En 1988, Adriano Sofri, ancien militant de l’organisation Lotta Continua, a été accusé par Leonardo Marino, un repenti, d’avoir commandité l’assassinat du commissaire Calabresi seize ans plus tôt. Après une dizaine de procès entachés d’irrégularités, d’incohérences et de manipulations, il fut condamné à 22 ans de prison avec deux de ses camarades, Ovidio Bompressi et Giorgio Pietrostefani. Le 1er juin dernier, le nouveau gouvernement italien a gracié Bompressi.
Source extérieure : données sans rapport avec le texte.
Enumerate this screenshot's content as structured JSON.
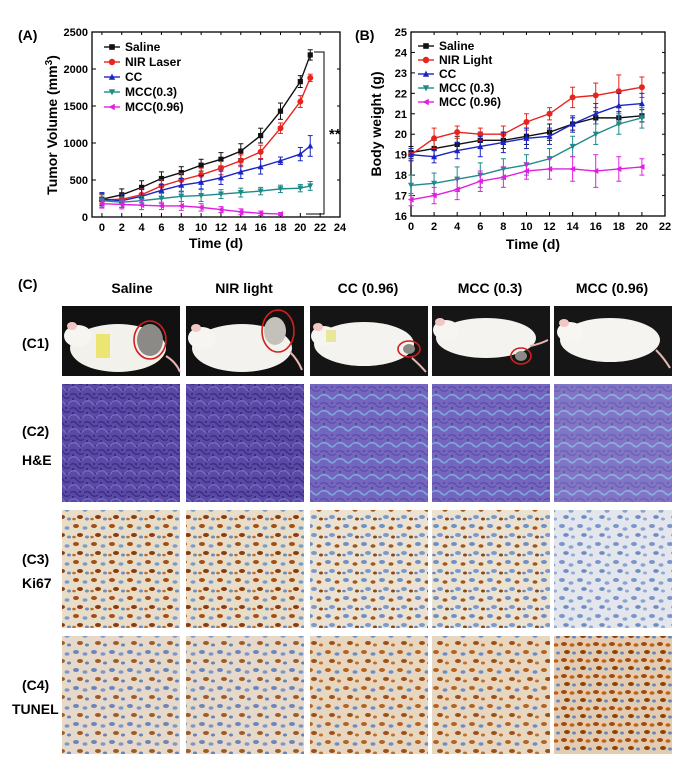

Pietrostefani étant, lui, toujours en fuite. Quand il s’empare de cette histoire, qu’en fait le théâtre?

Adriano Sofri est enfermé dans la cellule n°1 de la prison de Pise. Pas très loin de là, son dénonciateur vend des crêpes. Au début tout est simple: Sofri d’un côté, nous de l’autre. Lui, durablement enfermé dans sa prison; nous, loin, ailleurs, désireux de le raconter, de le montrer, de l’interpréter – et d’en découdre avec l’injustice. Tout est simple donc: la réalité est circonscrite et le théâtre en rend compte. Les rôles étant répartis, les positions stabilisées, les distances clarifiées, le ciel étant dégagé, le spectacle peut commencer…

Hélas, le théâtre ne vit pas d’équilibre, le monde non plus, et leur face-à-face réglé a, depuis longtemps, laissé la place à un combat où tous les coups sont permis. Et Sofri n’arrange rien. L’emprisonnement ne l’a pas réduit au silence. Du fond de son trou, il ne cesse d’écrire, de publier, d’intervenir, de se montrer. Il parle de tout, de la prison, de la vie, de l’art, de la politique, toujours des autres. Il regarde le monde, le raconte et ne demande rien, ni faveur ni grâce. Pire, il remue, il bouge, prisonnier modèle, le voilà en semi-liberté. Puis il disparaît dans un hôpital, frôle la mort et se retrouve en convalescence quelque part en Toscane.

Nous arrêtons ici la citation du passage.